Wajahku mulai memanas, air mataku siap meluncur mendengar segala yang dituduhkan Papa. Tapi aku hanya diam. Aku juga melihat Mama hanya bergeming di meja makan, entah ia sedang melakukan apa ketika Papa berjalan tergesa-gesa menuju teras.
"Kamu gurunya Nadia? Ada urusan apa memangnya sampai datang kemari dan mengajak anakku pergi? Kamu pikir anakku tidak bisa pergi sendiri, ya?" Papa mencecar guru magangku itu hingga ia tak sempat menjawab. Aku tidak berani keluar. Dari dalam aku juga tidak mendengar percakapan mereka yang berarti. Hanya samar-samar suara guruku berkata lalu setelahnya suara motor menderu meninggalkan rumah. Aku akhirnya batal pergi. Â
Kali lain, pada suatu malam yang cerah kami bertiga pergi ke sebuah mal. Setibanya di sana kami langsung menuju food court dan mulai memesan makanan. Suasana food court cukup ramai, mengingat saat itu adalah malam minggu. Sambil menunggu makanan datang, Papa dan Mama ngobrol sekedarnya dan sesekali aku ikut nimbrung menimpali. Cukup hangat suasana hati kami saat itu, hingga akhirnya makanan datang dan ada satu pengunjung di meja sebelah kami berani mengusik Papa. Ia pria bertampang bule. Entah mungkin ia ekspatriat yang sudah lama tinggal di Jakarta atau mungkin memang blasteran, yang jelas ia menyapa Papa menggunakan bahasa Indonesia yang fasih.
"Selamat malam, Pak. Cincinnya bagus juga, apakah itu batu Topaz?" tanyanya sambil menunjuk cincin batu berwarna hijau yang tersemat di jari manis Papa. Papa terlihat terkejut, tapi ia cepat menguasai keadaan.
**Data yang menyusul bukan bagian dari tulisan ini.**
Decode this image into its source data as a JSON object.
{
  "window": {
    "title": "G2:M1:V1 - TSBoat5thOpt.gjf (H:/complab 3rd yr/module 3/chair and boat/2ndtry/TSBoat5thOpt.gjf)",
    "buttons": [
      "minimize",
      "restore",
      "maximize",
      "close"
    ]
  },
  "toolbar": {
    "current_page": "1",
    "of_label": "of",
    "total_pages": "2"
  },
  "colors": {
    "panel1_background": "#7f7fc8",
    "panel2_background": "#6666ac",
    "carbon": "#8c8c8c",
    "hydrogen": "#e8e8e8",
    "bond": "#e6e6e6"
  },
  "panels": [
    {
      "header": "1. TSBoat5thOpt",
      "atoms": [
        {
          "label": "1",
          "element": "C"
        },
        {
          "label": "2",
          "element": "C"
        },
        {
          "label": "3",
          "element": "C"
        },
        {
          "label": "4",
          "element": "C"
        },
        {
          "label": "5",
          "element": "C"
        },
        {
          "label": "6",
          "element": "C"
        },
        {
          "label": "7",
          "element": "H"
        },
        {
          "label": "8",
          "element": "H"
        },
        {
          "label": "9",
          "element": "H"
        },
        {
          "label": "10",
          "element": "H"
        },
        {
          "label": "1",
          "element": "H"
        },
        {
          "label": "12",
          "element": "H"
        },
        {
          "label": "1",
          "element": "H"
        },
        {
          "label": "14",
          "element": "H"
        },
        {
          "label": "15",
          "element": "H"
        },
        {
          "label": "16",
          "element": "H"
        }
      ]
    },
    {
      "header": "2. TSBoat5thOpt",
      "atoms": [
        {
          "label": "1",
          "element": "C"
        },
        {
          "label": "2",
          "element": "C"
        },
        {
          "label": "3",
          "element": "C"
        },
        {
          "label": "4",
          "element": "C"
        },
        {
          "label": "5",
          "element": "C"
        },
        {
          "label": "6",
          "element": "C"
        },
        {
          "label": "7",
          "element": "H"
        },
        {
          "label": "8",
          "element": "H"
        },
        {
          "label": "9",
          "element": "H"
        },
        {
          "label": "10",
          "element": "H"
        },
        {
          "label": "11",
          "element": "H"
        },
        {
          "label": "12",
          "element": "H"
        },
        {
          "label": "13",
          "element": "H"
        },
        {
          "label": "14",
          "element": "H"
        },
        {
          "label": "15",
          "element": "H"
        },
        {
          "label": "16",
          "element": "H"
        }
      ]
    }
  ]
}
"Oh, iya," jawab Papa sambil menganggukkan kepala. Papa tampak tidak peduli padanya, ia tetap melanjutkan makan. Si pria bule yang di mejanya hanya ada segelas es cocktail lalu berkata lagi. "Maaf, itu putrimu? Cantik juga. Apakah ia masih single?" tanyanya sambil melirik ke arahku. Aku tersedak karena terkejut mendengar pertanyaan pria bule itu. Lebih-lebih Papa. Papa langsung menghentikan makannya dan terlihat emosi.